Question: Let $\bar{a}$ and $\bar{b}$ be two unit vectors such that $\bar{a} \cdot \bar{b}=0$. For some $x, y ...

Question

Let $\bar{a}$ and $\bar{b}$ be two unit vectors such that $\bar{a} \cdot \bar{b}=0$ . For some $x, y \in R$ , let $\bar{c} = x\bar{a} + y\bar{b} + (\bar{a} \times \bar{b})$ . If $|\bar{c}|=2$ and the vector $\bar{c}$ is inclined at the same angle $\alpha$ to both $\bar{a}$ and $\bar{b}$ , then the value of $x^2+y^2+8\cos^2\alpha$ is equal to:

Answer 1

Solution

Given that $\bar{a}$ and $\bar{b}$ are unit vectors with $\bar{a} \cdot \bar{b} = 0$ , they form an orthonormal set.

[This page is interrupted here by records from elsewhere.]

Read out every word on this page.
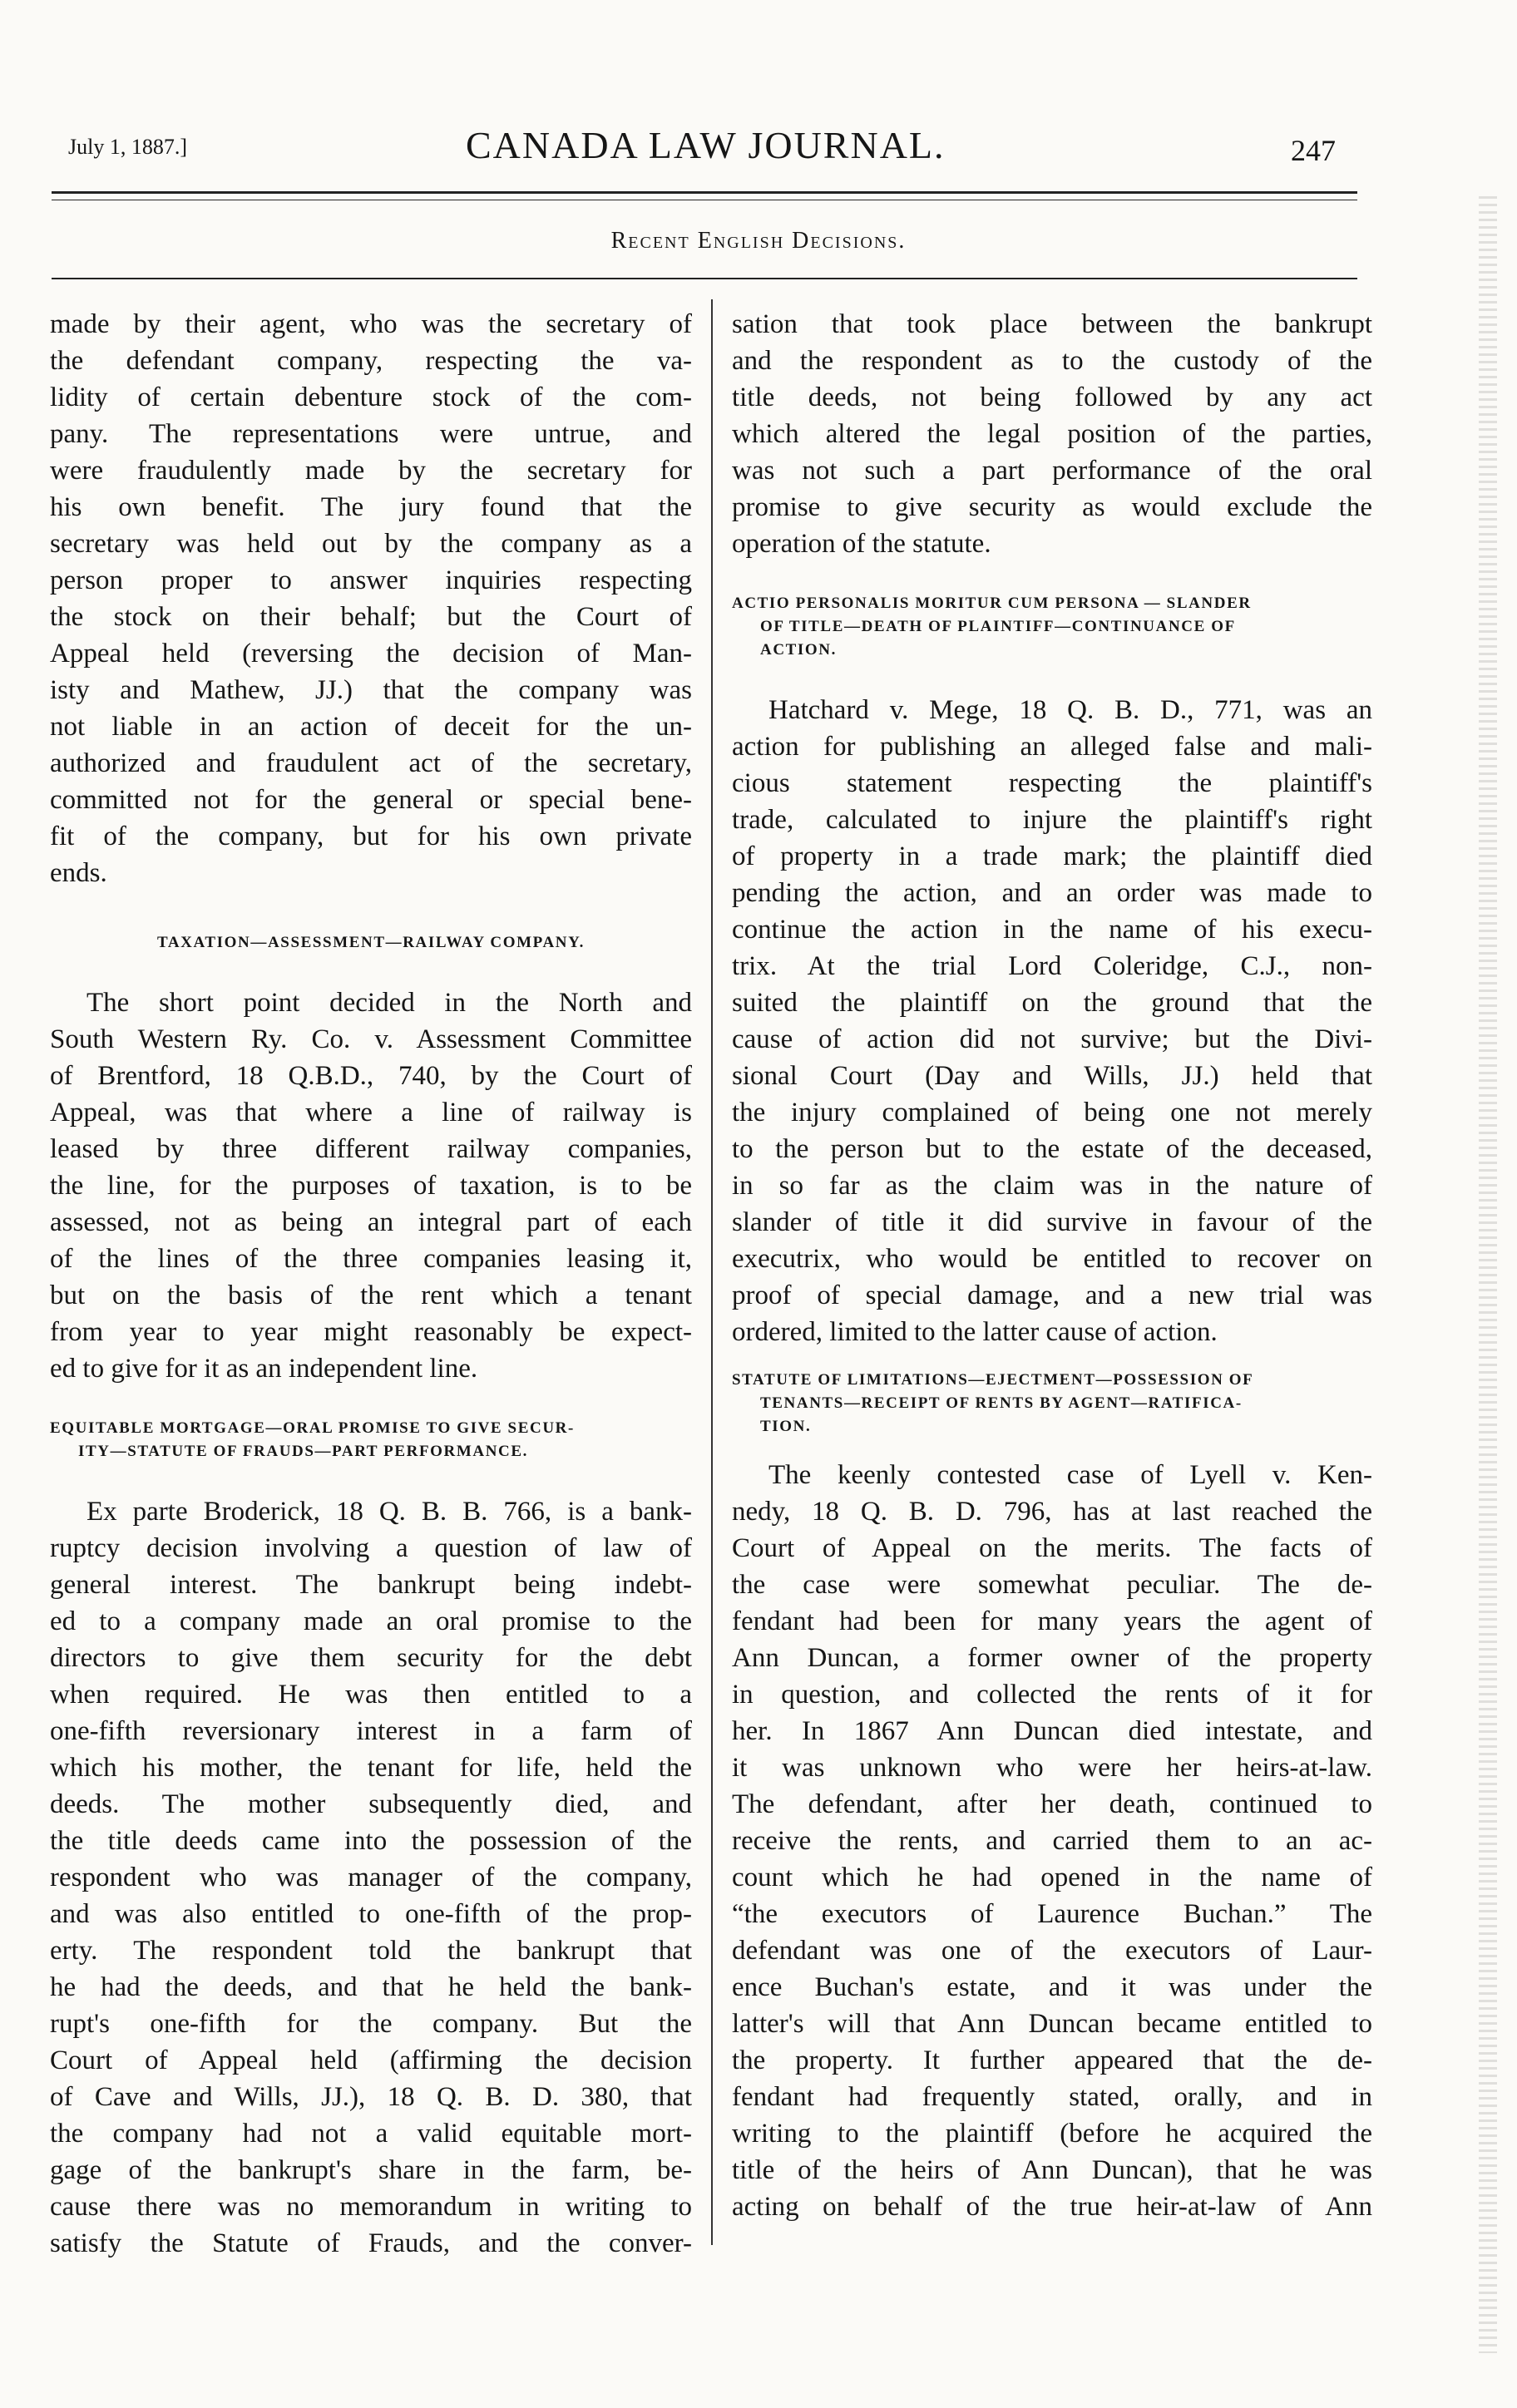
July 1, 1887.]	CANADA LAW JOURNAL.	247
Recent English Decisions.
made by their agent, who was the secretary of
the defendant company, respecting the va-
lidity of certain debenture stock of the com-
pany. The representations were untrue, and
were fraudulently made by the secretary for
his own benefit. The jury found that the
secretary was held out by the company as a
person proper to answer inquiries respecting
the stock on their behalf; but the Court of
Appeal held (reversing the decision of Man-
isty and Mathew, JJ.) that the company was
not liable in an action of deceit for the un-
authorized and fraudulent act of the secretary,
committed not for the general or special bene-
fit of the company, but for his own private
ends.
TAXATION—ASSESSMENT—RAILWAY COMPANY.
The short point decided in the North and
South Western Ry. Co. v. Assessment Committee
of Brentford, 18 Q.B.D., 740, by the Court of
Appeal, was that where a line of railway is
leased by three different railway companies,
the line, for the purposes of taxation, is to be
assessed, not as being an integral part of each
of the lines of the three companies leasing it,
but on the basis of the rent which a tenant
from year to year might reasonably be expect-
ed to give for it as an independent line.
EQUITABLE MORTGAGE—ORAL PROMISE TO GIVE SECUR-
ITY—STATUTE OF FRAUDS—PART PERFORMANCE.
Ex parte Broderick, 18 Q. B. B. 766, is a bank-
ruptcy decision involving a question of law of
general interest. The bankrupt being indebt-
ed to a company made an oral promise to the
directors to give them security for the debt
when required. He was then entitled to a
one-fifth reversionary interest in a farm of
which his mother, the tenant for life, held the
deeds. The mother subsequently died, and
the title deeds came into the possession of the
respondent who was manager of the company,
and was also entitled to one-fifth of the prop-
erty. The respondent told the bankrupt that
he had the deeds, and that he held the bank-
rupt's one-fifth for the company. But the
Court of Appeal held (affirming the decision
of Cave and Wills, JJ.), 18 Q. B. D. 380, that
the company had not a valid equitable mort-
gage of the bankrupt's share in the farm, be-
cause there was no memorandum in writing to
satisfy the Statute of Frauds, and the conver-
sation that took place between the bankrupt
and the respondent as to the custody of the
title deeds, not being followed by any act
which altered the legal position of the parties,
was not such a part performance of the oral
promise to give security as would exclude the
operation of the statute.
ACTIO PERSONALIS MORITUR CUM PERSONA — SLANDER
OF TITLE—DEATH OF PLAINTIFF—CONTINUANCE OF
ACTION.
Hatchard v. Mege, 18 Q. B. D., 771, was an
action for publishing an alleged false and mali-
cious statement respecting the plaintiff's
trade, calculated to injure the plaintiff's right
of property in a trade mark; the plaintiff died
pending the action, and an order was made to
continue the action in the name of his execu-
trix. At the trial Lord Coleridge, C.J., non-
suited the plaintiff on the ground that the
cause of action did not survive; but the Divi-
sional Court (Day and Wills, JJ.) held that
the injury complained of being one not merely
to the person but to the estate of the deceased,
in so far as the claim was in the nature of
slander of title it did survive in favour of the
executrix, who would be entitled to recover on
proof of special damage, and a new trial was
ordered, limited to the latter cause of action.
STATUTE OF LIMITATIONS—EJECTMENT—POSSESSION OF
TENANTS—RECEIPT OF RENTS BY AGENT—RATIFICA-
TION.
The keenly contested case of Lyell v. Ken-
nedy, 18 Q. B. D. 796, has at last reached the
Court of Appeal on the merits. The facts of
the case were somewhat peculiar. The de-
fendant had been for many years the agent of
Ann Duncan, a former owner of the property
in question, and collected the rents of it for
her. In 1867 Ann Duncan died intestate, and
it was unknown who were her heirs-at-law.
The defendant, after her death, continued to
receive the rents, and carried them to an ac-
count which he had opened in the name of
“the executors of Laurence Buchan.” The
defendant was one of the executors of Laur-
ence Buchan's estate, and it was under the
latter's will that Ann Duncan became entitled to
the property. It further appeared that the de-
fendant had frequently stated, orally, and in
writing to the plaintiff (before he acquired the
title of the heirs of Ann Duncan), that he was
acting on behalf of the true heir-at-law of Ann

Let $\bar{d} = \bar{a} \times \bar{b}$ . Since $\bar{a}$ and $\bar{b}$ are orthogonal unit vectors, $|\bar{d}| = |\bar{a}||\bar{b}|\sin(\pi/2) = 1 \cdot 1 \cdot 1 = 1$ . Also, $\bar{d}$ is orthogonal to both $\bar{a}$ and $\bar{b}$ , meaning $\bar{d} \cdot \bar{a} = 0$ and $\bar{d} \cdot \bar{b} = 0$ . Thus, $\{\bar{a}, \bar{b}, \bar{d}\}$ forms an orthonormal basis.

We are given $\bar{c} = x\bar{a} + y\bar{b} + \bar{d}$ and $|\bar{c}|=2$ . Squaring the magnitude of $\bar{c}$ : $|\bar{c}|^2 = (x\bar{a} + y\bar{b} + \bar{d}) \cdot (x\bar{a} + y\bar{b} + \bar{d})$ Using the orthonormality of $\bar{a}, \bar{b}, \bar{d}$ : $|\bar{c}|^2 = x^2|\bar{a}|^2 + y^2|\bar{b}|^2 + |\bar{d}|^2 + 2xy(\bar{a} \cdot \bar{b}) + 2x(\bar{a} \cdot \bar{d}) + 2y(\bar{b} \cdot \bar{d})$ $|\bar{c}|^2 = x^2(1) + y^2(1) + 1^2 + 2xy(0) + 2x(0) + 2y(0)$ $|\bar{c}|^2 = x^2 + y^2 + 1$ Since $|\bar{c}| = 2$ , we have $|\bar{c}|^2 = 4$ . So, $x^2 + y^2 + 1 = 4$ , which implies $x^2 + y^2 = 3$ .

Now, let $\alpha$ be the angle between $\bar{c}$ and $\bar{a}$ . The cosine of this angle is given by: $\cos\alpha = \frac{\bar{c} \cdot \bar{a}}{|\bar{c}||\bar{a}|}$ $\cos\alpha = \frac{(x\bar{a} + y\bar{b} + \bar{d}) \cdot \bar{a}}{2 \cdot 1}$ $\cos\alpha = \frac{x|\bar{a}|^2 + y(\bar{b} \cdot \bar{a}) + (\bar{d} \cdot \bar{a})}{2}$ $\cos\alpha = \frac{x(1) + y(0) + 0}{2} = \frac{x}{2}$ Thus, $x = 2\cos\alpha$ .

Similarly, let $\alpha$ be the angle between $\bar{c}$ and $\bar{b}$ . $\cos\alpha = \frac{\bar{c} \cdot \bar{b}}{|\bar{c}||\bar{b}|}$ $\cos\alpha = \frac{(x\bar{a} + y\bar{b} + \bar{d}) \cdot \bar{b}}{2 \cdot 1}$ $\cos\alpha = \frac{x(\bar{a} \cdot \bar{b}) + y|\bar{b}|^2 + (\bar{d} \cdot \bar{b})}{2}$ $\cos\alpha = \frac{x(0) + y(1) + 0}{2} = \frac{y}{2}$ Thus, $y = 2\cos\alpha$ .

Now we substitute $x = 2\cos\alpha$ and $y = 2\cos\alpha$ into the equation $x^2 + y^2 = 3$ : $(2\cos\alpha)^2 + (2\cos\alpha)^2 = 3$ $4\cos^2\alpha + 4\cos^2\alpha = 3$ $8\cos^2\alpha = 3$

We need to find the value of $x^2+y^2+8\cos^2\alpha$ . We found $x^2+y^2 = 3$ and $8\cos^2\alpha = 3$ . Therefore, $x^2+y^2+8\cos^2\alpha = 3 + 3 = 6$ .